Shopify's verbatim warnings — read these first
Two verbatim warnings from Shopify's Editing robots.txt.liquid help page are worth quoting in full: 'Shopify Support can't help with edits to the robots.txt.liquid file' and 'Incorrect use of the feature can result in loss of all traffic.' Both are literal. A misplaced Disallow rule on the wrong user agent block can de-index your entire store. This is the most powerful and most dangerous file Shopify exposes to merchants.
The verbatim default robots.txt.liquid template
Shopify's Dev Docs publish a default Liquid template for robots.txt.liquid. The block iterates over robots.default_groups and renders each group's user agent, rules, and optional sitemap. This is the starting point Shopify recommends — layer your customisations on top of this loop, not in place of it. Replacing the loop with plain text permanently disconnects the store from Shopify's automatic default-rule updates.
What Shopify's default robots.txt blocks (and why)
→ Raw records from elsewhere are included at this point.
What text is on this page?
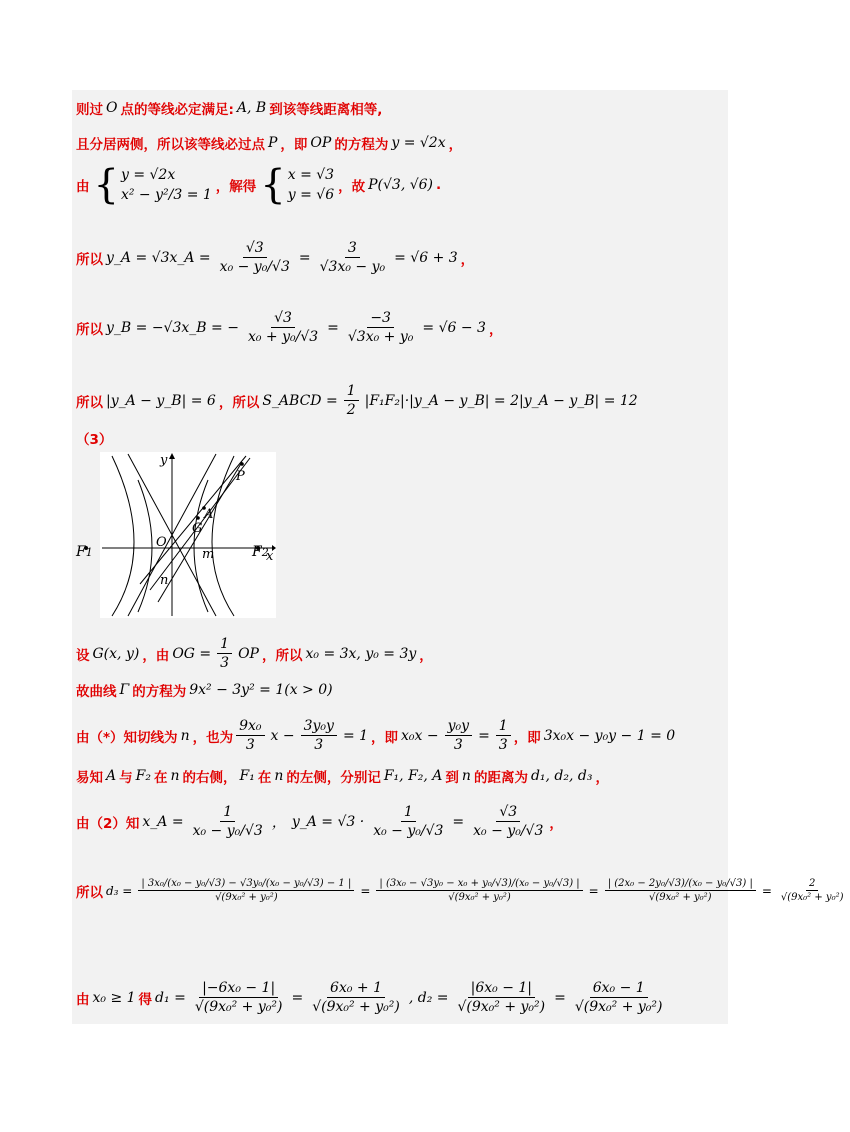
则过 O 点的等线必定满足: A, B 到该等线距离相等,
且分居两侧，所以该等线必过点 P ，即 OP 的方程为 y = √2x ，
由 { y = √2x
x² − y²/3 = 1 ，解得 { x = √3
y = √6 ，故 P(√3, √6) .
所以 y_A = √3x_A = $\frac{√3}{\text{x₀ − y₀/√3}} = \frac{3}{\text{√3x₀ − y₀}} = √6 + 3$ ，
所以 y_B = −√3x_B = − $\frac{√3}{\text{x₀ + y₀/√3}} = \frac{-3}{\text{√3x₀ + y₀}} = √6 - 3$ ，
所以 |y_A − y_B| = 6 ，所以 S_ABCD = $\frac{1}{2}$ |F₁F₂|·|y_A − y_B| = 2|y_A − y_B| = 12
（3）
y
x
P
A
G
O
m
n
F 1	F 2
设 G(x, y) ，由 OG = $\frac{1}{3}$ OP ，所以 x₀ = 3x, y₀ = 3y ，
故曲线 Γ 的方程为 9x² − 3y² = 1(x > 0)
由（*）知切线为 n ，也为 $\frac{\text{9x₀}}{3}$ $x - \frac{\text{3y₀y}}{3} = 1$ ，即 $x_0x - \frac{\text{y₀y}}{3} = \frac{1}{3}$ ，即 3x₀x − y₀y − 1 = 0
易知 A 与 F₂ 在 n 的右侧， F₁ 在 n 的左侧，分别记 F₁, F₂, A 到 n 的距离为 d₁, d₂, d₃ ，
由（2）知 x_A = $\frac{1}{\text{x₀ − y₀/√3}}$ ， y_A = $√3 \cdot \frac{1}{\text{x₀ − y₀/√3}} = \frac{√3}{\text{x₀ − y₀/√3}}$ ，
所以 $d_3 = \frac{\text{| 3x₀/(x₀ − y₀/√3) − √3y₀/(x₀ − y₀/√3) − 1 |}}{\text{√(9x₀² + y₀²)}} = \frac{\text{| (3x₀ − √3y₀ − x₀ + y₀/√3)/(x₀ − y₀/√3) |}}{\text{√(9x₀² + y₀²)}} = \frac{\text{| (2x₀ − 2y₀/√3)/(x₀ − y₀/√3) |}}{\text{√(9x₀² + y₀²)}} = \frac{2}{\text{√(9x₀² + y₀²)}}$
由 x₀ ≥ 1 得 $d_1 = \frac{\text{|−6x₀ − 1|}}{\text{√(9x₀² + y₀²)}} = \frac{\text{6x₀ + 1}}{\text{√(9x₀² + y₀²)}}$ , $d_2 = \frac{\text{|6x₀ − 1|}}{\text{√(9x₀² + y₀²)}} = \frac{\text{6x₀ − 1}}{\text{√(9x₀² + y₀²)}}$
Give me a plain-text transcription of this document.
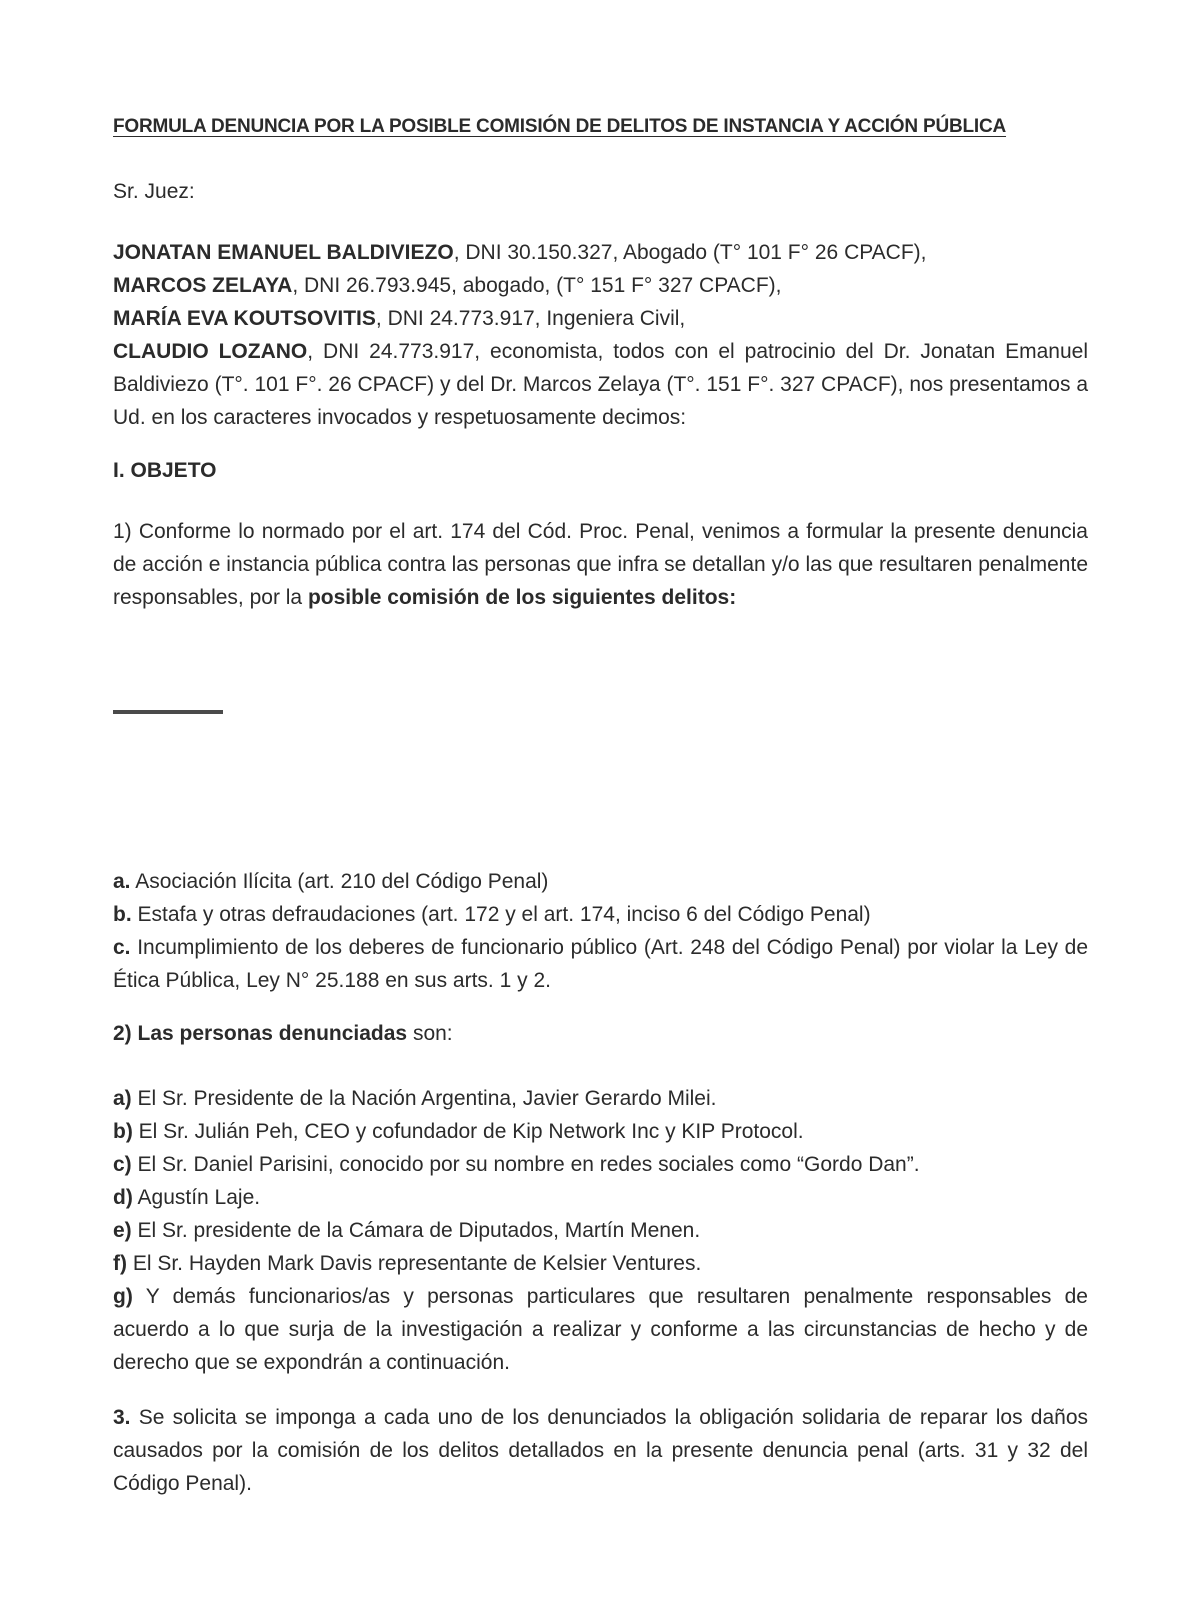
FORMULA DENUNCIA POR LA POSIBLE COMISIÓN DE DELITOS DE INSTANCIA Y ACCIÓN PÚBLICA

Sr. Juez:

JONATAN EMANUEL BALDIVIEZO, DNI 30.150.327, Abogado (T° 101 F° 26 CPACF),
MARCOS ZELAYA, DNI 26.793.945, abogado, (T° 151 F° 327 CPACF),
MARÍA EVA KOUTSOVITIS, DNI 24.773.917, Ingeniera Civil,
CLAUDIO LOZANO, DNI 24.773.917, economista, todos con el patrocinio del Dr. Jonatan Emanuel Baldiviezo (T°. 101 F°. 26 CPACF) y del Dr. Marcos Zelaya (T°. 151 F°. 327 CPACF), nos presentamos a Ud. en los caracteres invocados y respetuosamente decimos:

I. OBJETO

1) Conforme lo normado por el art. 174 del Cód. Proc. Penal, venimos a formular la presente denuncia de acción e instancia pública contra las personas que infra se detallan y/o las que resultaren penalmente responsables, por la posible comisión de los siguientes delitos:

a. Asociación Ilícita (art. 210 del Código Penal)

b. Estafa y otras defraudaciones (art. 172 y el art. 174, inciso 6 del Código Penal)

c. Incumplimiento de los deberes de funcionario público (Art. 248 del Código Penal) por violar la Ley de Ética Pública, Ley N° 25.188 en sus arts. 1 y 2.

2) Las personas denunciadas son:

a) El Sr. Presidente de la Nación Argentina, Javier Gerardo Milei.

b) El Sr. Julián Peh, CEO y cofundador de Kip Network Inc y KIP Protocol.

c) El Sr. Daniel Parisini, conocido por su nombre en redes sociales como “Gordo Dan”.

d) Agustín Laje.

e) El Sr. presidente de la Cámara de Diputados, Martín Menen.

f) El Sr. Hayden Mark Davis representante de Kelsier Ventures.

g) Y demás funcionarios/as y personas particulares que resultaren penalmente responsables de acuerdo a lo que surja de la investigación a realizar y conforme a las circunstancias de hecho y de derecho que se expondrán a continuación.

3. Se solicita se imponga a cada uno de los denunciados la obligación solidaria de reparar los daños causados por la comisión de los delitos detallados en la presente denuncia penal (arts. 31 y 32 del Código Penal).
Shopify's default robots.txt blocks /admin (the merchant admin), /cart (the cart page), /checkout (the checkout flow), /collections/*+* (filtered collection URLs that produce duplicate content), /search (internal search results pages that have no canonical content value), and /policies/ (auto-generated policy pages that Shopify wants to keep tidy in the SERP). Each block exists for a reason — never unblock without understanding the consequence.
The customizations Shopify supports
Per Shopify's help doc, the supported customizations are: allow or disallow specific URLs, add crawl-delay rules for specific crawlers, add additional sitemap URLs, and block specific crawlers entirely. Changes take effect instantly, though crawlers may lag in fetching the updated file. Shopify recommends against replacing the Liquid with plain text — that prevents future automatic default-rule updates from applying.
AI crawlers and the new robots.txt battlefield
In 2026 the active question on robots.txt.liquid is not classical SEO crawlers — it's AI crawlers. GPTBot (OpenAI's training crawler), ClaudeBot (Anthropic's training crawler), PerplexityBot, Google-Extended (Google's AI training opt-out), and Common Crawl all use robots.txt user-agent strings. The strategic decision is not 'block all AI bots' — that closes off Catalog visibility into agents that read your store, plus the OpenAI fetchers that resolve product pages from ChatGPT shopping cards. Cluster leaf 1C-2 walks the decision matrix bot by bot.
The ThemeKit preservation gotcha
Per Shopify's Editing robots.txt.liquid help: ThemeKit (Shopify's CLI for theme development) preserves robots.txt.liquid across pushes; admin theme uploads do not. This is the single most-missed operational detail in Shopify robots.txt management — an agency pushes a new theme version through the admin, the robots.txt.liquid file is silently dropped, and the store reverts to default rules. The fix is to use ThemeKit for any theme deployment that includes robots.txt.liquid customisation, or to manually re-add the file after each admin upload.